オオカミという響きは、自分の中に眠っている野性の何かを掘り起こしてくれるような気がするんです。
人肉も食べると信じられていた時代、オオカミは絶滅にまで追い込まれていました。ロビーが見つけた子どものオオカミは、スコットランド最後のオオカミの可能性が高く、ロビーは守り抜こうと決心します。ふさふさのオオカミの毛を刈り、チャーリーと名付け、大型の猟犬に見えるようにして。
孤児で、希望もないように見えたロビーでしが、ラッキーなことに、人格者の船長に見出してもらえます。そして、自由の地アメリカへ!
ところが、野性の動物は敏感。アメリカ行きの船に嵐が近づくと不気味な遠吠えをしてしまうのです。嵐を運んできたのは、ロビーとチャーリーのせいだ!二人を船から引きずりおろせ!と暴動がおこる寸前。戦争の時代は、普段はいい人であろう人々も保身に走り、いがみ合っていくのが、本当に怖い。
そんな中でも人格者というのはやはりいるんですね。そんなとき、最後まで辛抱強く聞いていた船長は、怒りに燃えてこう言うのです。

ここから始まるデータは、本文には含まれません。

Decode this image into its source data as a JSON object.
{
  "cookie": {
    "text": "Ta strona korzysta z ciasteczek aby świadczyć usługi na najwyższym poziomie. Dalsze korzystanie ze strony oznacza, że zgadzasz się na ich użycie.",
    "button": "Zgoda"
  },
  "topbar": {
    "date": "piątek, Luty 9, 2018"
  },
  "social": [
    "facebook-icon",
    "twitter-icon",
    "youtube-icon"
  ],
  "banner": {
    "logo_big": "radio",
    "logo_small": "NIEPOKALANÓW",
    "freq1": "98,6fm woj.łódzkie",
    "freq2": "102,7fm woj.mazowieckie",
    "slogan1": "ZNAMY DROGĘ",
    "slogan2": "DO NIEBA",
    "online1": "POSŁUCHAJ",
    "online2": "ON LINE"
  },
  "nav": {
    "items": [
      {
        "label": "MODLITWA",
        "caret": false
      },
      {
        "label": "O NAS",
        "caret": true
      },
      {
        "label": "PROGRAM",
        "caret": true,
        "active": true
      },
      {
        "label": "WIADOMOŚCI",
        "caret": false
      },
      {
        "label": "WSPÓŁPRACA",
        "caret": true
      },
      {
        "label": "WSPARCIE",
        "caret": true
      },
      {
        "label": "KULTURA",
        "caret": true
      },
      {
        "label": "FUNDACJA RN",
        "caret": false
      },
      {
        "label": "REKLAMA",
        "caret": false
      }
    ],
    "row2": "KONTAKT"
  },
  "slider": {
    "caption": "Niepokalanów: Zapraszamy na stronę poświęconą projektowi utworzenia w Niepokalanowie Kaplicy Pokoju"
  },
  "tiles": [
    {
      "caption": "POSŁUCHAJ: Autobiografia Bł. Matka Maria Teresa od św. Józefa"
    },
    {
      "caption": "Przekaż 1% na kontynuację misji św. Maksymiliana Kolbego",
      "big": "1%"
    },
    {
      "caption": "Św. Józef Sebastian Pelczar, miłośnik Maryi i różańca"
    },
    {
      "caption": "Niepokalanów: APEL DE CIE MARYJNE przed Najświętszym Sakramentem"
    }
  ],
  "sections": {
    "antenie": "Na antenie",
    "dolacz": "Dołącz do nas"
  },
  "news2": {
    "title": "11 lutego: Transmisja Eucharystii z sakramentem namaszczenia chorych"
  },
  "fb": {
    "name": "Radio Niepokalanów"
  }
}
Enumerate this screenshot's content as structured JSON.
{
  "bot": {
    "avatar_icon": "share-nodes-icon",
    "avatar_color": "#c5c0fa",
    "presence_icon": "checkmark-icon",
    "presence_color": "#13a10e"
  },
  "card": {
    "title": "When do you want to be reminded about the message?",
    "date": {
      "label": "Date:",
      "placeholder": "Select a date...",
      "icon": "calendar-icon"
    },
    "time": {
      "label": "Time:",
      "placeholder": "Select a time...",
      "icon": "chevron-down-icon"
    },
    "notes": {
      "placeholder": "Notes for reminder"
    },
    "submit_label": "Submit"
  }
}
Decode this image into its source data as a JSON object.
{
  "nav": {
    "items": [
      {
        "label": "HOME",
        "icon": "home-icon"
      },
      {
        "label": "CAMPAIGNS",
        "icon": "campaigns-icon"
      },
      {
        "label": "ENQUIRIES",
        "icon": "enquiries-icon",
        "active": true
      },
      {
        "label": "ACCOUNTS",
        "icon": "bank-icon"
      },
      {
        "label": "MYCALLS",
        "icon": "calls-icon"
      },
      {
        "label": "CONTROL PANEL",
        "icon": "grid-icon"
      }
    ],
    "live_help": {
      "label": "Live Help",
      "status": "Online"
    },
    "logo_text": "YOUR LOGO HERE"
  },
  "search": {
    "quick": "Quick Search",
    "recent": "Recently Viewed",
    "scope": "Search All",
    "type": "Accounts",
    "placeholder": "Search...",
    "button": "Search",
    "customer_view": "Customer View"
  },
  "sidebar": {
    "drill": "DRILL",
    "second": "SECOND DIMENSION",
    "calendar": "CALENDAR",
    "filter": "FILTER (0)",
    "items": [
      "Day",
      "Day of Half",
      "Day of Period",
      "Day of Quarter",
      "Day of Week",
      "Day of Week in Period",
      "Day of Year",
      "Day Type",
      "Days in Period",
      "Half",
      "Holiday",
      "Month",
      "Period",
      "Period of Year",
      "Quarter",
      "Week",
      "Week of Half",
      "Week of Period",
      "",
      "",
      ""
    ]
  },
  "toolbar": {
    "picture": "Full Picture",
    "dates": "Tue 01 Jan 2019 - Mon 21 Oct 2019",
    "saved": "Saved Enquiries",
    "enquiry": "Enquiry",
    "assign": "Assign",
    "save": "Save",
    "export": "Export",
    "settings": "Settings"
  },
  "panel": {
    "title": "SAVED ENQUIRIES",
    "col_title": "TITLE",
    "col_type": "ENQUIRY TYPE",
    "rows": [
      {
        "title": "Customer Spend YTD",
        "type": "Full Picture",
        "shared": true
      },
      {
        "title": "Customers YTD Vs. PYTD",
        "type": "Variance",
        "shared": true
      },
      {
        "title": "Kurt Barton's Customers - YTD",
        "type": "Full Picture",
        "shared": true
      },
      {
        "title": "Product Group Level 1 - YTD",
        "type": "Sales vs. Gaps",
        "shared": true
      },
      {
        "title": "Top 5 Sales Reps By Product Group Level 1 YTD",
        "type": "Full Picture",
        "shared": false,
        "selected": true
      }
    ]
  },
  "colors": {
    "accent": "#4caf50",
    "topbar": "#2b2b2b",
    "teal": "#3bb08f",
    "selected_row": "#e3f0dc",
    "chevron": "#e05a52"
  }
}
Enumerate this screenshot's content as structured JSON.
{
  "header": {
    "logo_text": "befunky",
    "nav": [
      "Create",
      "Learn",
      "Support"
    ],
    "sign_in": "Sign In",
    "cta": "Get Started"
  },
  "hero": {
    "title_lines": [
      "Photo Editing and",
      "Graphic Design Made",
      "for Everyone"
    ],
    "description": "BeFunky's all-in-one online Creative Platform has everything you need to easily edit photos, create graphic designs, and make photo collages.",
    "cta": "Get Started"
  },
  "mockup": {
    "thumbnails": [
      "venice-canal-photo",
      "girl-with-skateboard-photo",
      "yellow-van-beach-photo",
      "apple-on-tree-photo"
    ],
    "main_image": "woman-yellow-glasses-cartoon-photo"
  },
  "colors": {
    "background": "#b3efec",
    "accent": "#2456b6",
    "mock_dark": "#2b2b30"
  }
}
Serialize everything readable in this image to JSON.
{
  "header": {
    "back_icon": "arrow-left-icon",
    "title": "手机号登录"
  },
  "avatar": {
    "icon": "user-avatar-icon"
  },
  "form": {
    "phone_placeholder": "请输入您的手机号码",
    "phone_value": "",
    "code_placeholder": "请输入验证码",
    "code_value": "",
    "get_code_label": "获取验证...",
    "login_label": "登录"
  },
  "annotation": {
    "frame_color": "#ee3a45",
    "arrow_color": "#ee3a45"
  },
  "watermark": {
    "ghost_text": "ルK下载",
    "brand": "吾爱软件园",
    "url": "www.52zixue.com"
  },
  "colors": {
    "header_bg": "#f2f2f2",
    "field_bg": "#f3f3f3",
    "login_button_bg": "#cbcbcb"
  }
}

「恥を知りなさい。あなた方を今までかいかぶっていました。たいへん誤解していたようです。我々が逃げてきたのは、イギリス軍のように残酷になるためだったのですか?
オオカミであろうとなかろうと、チャーリーは我々人間と同じ、神の創造物です。だれにも危害をくわえていないではありませんか。……(中略)……彼らをロングボートですてろと言うなら、どうぞ私もすてなさい。恥知らずな人たちといるぐらいなら、彼らと死んだほうがましです。」(P.72-73)
はあああ、スッキリ!!!船長ありがとう!
こうして、ロビーはアメリカの新天地でまた、人生を切り開いていくのですが、ロビーを野性に返す決心をします。そして、野性に戻した後の再会場面。手をのばしてなでたくなるけれど、人間のにおいをつけられるのは迷惑かもしれない、とグッとロビーが我慢するシーンには、思わず涙。
「お母さん、この話、意外といいよ。お母さんも読むといいよ」
と次男。そうですか、意外と(笑)よかったですか。自分から色々感想を言ってきてくれました。
最近、野性のオオカミが復活してきているんだとか。それによって、どう生態系が変わっていくのかなどが書かれている本がたくさんあり、思わず本屋のオオカミコーナーに入り浸ってしまいました。こういう物語をきっかけに、自分や子どもたちの中の野性を刺激できたらなあ。大人が読むには物足りないのですが、関連する本が読みたくなる、次につながるきっかけとなる物語かもしれません。